An announcement that the tourism industry has been waiting for a long time, that was made via Southern African Tourism Update three days ago, is welcome news. The Western Cape Minister of Tourism Alan Winde has announced that the Economic Development Partnership (EDP), launched in Cape Town a week ago, will focus on the unification of the ‘divided tourism industry‘ as its first task!
Minister Winde said that the EDP should bring together the tourism industry, currently divided amongst political and municipal boundaries. He said that the successful unification of the tourism industry would be ‘one of the first wins of the EDP’. No further detail is provided as to what exactly is intended for the tourism industry, already shocked at the Minister’s decision to incorporate the now defunct Cape Town Routes Unlimited into Wesgro, a trade and investment agency that has no tourism experience or track record. When we questioned Wesgro CEO Nils Flaatten about the EDP and its role relative to his organisation, he claimed to not know anything about the EDP, and referred us to the Western Cape Director of Economic Development and Tourism Solly Fourie.
More important than the unification of the individual tourism organisations throughout the province, is the need to address the duplication between the work done by Cape Town Tourism and the tourism arm of Wesgro. At its recent Marketing presentation, Cape Town Tourism presented its National Geographic campaign shared with Durban Tourism, doing expensive international marketing via the magazine and TV channel in a potential tourism market such as China, and in India, work which should be done by the tourism arm of Wesgro, but ideally by SA Tourism, having a most effectively run office in that country, and a far larger marketing budget.

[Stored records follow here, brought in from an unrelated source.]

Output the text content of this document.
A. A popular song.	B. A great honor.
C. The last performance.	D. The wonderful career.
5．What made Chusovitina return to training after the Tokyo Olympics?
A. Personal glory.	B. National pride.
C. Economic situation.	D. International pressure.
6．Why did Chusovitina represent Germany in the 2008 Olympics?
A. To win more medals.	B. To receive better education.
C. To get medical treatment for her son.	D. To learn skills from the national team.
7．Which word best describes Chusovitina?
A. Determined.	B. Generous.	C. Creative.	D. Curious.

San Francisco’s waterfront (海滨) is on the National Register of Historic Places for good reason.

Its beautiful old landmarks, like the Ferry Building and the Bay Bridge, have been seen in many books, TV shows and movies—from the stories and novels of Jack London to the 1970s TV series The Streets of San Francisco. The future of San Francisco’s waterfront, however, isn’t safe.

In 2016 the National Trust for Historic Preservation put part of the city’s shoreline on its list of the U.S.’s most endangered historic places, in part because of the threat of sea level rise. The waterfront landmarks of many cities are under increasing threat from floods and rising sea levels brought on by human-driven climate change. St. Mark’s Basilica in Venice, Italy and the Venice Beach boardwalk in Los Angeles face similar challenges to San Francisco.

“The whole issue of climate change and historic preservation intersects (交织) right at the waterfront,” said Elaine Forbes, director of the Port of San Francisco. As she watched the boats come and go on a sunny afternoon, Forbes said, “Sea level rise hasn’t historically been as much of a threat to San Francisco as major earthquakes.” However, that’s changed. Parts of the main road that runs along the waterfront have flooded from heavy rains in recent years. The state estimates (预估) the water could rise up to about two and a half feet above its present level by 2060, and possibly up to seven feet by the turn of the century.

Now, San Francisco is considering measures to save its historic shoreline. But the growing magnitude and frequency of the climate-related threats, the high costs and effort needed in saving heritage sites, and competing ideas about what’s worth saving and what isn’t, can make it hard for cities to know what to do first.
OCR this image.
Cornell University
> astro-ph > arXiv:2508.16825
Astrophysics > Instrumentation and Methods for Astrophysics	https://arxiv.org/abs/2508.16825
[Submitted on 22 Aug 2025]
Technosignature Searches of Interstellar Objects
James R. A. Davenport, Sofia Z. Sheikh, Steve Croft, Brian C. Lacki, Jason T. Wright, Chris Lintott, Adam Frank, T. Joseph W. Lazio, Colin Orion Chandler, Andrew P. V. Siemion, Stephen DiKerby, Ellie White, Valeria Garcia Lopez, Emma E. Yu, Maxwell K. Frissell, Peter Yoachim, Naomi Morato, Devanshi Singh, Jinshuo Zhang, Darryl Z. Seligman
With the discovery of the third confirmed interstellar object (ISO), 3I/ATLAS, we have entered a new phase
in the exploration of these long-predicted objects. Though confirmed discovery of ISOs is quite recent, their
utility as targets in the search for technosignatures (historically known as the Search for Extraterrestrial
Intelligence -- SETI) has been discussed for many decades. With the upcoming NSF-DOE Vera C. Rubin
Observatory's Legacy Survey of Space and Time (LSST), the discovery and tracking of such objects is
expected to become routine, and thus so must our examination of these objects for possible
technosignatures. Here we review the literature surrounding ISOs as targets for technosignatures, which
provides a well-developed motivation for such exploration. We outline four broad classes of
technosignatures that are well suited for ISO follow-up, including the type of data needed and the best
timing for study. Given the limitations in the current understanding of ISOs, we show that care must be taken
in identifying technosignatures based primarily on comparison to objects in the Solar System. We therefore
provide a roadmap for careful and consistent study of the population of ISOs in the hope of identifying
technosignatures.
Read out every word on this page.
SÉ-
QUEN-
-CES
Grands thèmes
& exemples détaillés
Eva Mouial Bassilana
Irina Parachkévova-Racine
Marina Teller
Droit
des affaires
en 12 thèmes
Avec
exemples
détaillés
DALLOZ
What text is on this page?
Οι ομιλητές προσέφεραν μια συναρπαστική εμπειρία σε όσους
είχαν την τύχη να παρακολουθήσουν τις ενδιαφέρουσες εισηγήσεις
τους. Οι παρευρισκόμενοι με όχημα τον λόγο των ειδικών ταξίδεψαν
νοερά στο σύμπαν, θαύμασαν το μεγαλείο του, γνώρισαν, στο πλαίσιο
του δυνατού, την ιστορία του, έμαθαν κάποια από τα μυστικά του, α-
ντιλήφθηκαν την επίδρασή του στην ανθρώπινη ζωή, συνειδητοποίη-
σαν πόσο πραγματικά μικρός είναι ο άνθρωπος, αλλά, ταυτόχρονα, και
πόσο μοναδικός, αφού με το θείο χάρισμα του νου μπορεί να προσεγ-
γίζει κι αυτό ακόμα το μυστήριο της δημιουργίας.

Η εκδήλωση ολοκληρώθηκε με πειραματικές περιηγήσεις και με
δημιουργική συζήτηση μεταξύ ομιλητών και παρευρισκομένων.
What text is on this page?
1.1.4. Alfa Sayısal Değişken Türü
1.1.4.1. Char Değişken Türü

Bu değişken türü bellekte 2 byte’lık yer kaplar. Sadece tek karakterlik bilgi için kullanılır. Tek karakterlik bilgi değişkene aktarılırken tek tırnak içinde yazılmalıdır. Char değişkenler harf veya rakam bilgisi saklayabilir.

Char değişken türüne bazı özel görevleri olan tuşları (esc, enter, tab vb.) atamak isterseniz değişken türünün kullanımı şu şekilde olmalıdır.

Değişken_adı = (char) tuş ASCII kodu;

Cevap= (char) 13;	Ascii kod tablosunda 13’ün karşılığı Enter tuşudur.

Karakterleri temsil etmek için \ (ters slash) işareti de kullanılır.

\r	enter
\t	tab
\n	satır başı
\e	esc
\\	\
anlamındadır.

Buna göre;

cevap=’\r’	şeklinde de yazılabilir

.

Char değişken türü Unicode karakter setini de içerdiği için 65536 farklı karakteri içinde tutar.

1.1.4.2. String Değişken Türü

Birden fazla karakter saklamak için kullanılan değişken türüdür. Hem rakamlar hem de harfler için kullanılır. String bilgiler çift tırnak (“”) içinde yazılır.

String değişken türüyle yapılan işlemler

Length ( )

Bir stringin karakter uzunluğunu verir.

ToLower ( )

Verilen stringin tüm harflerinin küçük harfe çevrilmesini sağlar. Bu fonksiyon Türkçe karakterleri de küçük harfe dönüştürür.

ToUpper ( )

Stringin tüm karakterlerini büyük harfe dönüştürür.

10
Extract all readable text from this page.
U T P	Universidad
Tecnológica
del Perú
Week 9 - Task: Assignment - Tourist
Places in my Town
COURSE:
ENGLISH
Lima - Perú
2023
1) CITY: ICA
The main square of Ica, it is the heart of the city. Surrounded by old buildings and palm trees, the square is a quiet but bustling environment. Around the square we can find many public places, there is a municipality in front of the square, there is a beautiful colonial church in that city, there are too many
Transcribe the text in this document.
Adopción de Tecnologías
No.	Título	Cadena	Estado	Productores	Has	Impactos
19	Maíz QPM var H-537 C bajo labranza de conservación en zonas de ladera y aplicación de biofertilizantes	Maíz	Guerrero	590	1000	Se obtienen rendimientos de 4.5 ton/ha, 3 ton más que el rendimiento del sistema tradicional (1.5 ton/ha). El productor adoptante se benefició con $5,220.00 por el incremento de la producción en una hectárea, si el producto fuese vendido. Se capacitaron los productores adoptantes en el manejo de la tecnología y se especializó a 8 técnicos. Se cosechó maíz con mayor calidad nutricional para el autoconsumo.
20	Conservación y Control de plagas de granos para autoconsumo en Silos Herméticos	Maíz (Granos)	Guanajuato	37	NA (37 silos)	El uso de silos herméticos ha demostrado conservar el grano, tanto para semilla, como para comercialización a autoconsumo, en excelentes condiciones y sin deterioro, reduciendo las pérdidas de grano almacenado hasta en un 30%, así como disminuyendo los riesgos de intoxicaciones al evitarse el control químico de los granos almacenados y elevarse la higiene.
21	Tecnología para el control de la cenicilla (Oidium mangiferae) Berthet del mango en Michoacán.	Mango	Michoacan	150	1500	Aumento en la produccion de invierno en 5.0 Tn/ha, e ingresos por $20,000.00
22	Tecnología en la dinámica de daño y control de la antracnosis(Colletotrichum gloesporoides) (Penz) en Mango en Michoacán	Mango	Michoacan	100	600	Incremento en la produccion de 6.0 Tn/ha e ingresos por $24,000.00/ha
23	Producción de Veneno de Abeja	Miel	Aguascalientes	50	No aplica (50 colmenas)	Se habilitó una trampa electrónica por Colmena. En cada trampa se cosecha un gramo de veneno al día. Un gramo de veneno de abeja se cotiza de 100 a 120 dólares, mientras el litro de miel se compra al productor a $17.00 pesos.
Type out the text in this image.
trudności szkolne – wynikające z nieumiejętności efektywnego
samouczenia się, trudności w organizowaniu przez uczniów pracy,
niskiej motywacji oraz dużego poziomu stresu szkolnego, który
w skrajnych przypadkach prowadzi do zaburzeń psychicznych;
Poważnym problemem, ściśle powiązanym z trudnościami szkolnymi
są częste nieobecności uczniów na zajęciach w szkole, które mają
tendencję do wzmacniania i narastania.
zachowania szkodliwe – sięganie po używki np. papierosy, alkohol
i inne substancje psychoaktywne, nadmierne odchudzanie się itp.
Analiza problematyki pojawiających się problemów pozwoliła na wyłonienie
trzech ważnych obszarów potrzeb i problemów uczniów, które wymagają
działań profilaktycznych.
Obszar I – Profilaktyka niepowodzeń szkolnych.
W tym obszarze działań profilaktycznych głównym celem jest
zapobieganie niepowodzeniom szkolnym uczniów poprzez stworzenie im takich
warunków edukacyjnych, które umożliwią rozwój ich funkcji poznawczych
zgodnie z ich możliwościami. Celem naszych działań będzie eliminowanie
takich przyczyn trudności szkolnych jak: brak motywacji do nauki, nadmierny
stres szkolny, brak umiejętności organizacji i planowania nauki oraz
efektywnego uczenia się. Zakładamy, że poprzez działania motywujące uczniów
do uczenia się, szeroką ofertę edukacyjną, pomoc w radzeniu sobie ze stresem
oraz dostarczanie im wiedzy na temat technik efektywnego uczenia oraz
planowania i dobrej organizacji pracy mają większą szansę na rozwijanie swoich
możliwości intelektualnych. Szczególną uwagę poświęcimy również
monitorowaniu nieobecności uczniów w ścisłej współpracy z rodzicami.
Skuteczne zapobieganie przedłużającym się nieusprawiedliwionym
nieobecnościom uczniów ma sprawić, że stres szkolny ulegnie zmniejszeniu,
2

The EDP was launched at the Cape Town Film Studios outside Cape Town a week ago, intended as ‘an innovative body based on world best practice that will bring economic players from across the province together to drive, lead and coordinate regional economic growth’, said the Minister’s spokesperson. It is planned as an independent membership-based body, the province’s 40 or more business promotion bodies and economic development agencies to be incorporated into the EDP. The main goal is to address poverty, the province’s biggest challenge, by stimulating economic growth and creating jobs, the Minister said. He likened the EDP to the’tiller that allows us to proactively steer our economy, which has been largely rudderless up until now’!
Some of the organisations earmarked to join the EDP include Accelerate Cape Town, Agri Western Cape, the City of Cape Town, the provincial government, Wesgro, Overstrand Municipality, Afrikaanse Handelsinstituut, Fabcos Western Cape, Cape Town Tourism, the Cape Town International Convention Centre, the Cape Winelands District Municipality, Fair Trade in Tourism, Fedhasa Cape, and NAFCOC Western Cape. The EDP has been convened over the past 15 months by a steering committee led for the Minister by Cape Town Partnership CEO Andrew Boraine.
Given that the EDP is a brand new body still in its infancy, it could take a considerable time for the Minister’s first task of the unification of tourism in the Western Cape to be achieved. Boraine has said that progress in achieving the goals could be slow, and that results may only visible in ten years from now! The biggest issue is how it deals with Cape Town Tourism, which expressed its independence at the time when the Minister first started mooting the concept of an EDP for the Western Cape. A further concern is that Boraine has been quoted as saying that the first EDP priority is the Future Cape 2040 initiative, creating a vision of the future of the province, whereas the Minister has identified the unification of the tourism industry as its first priority!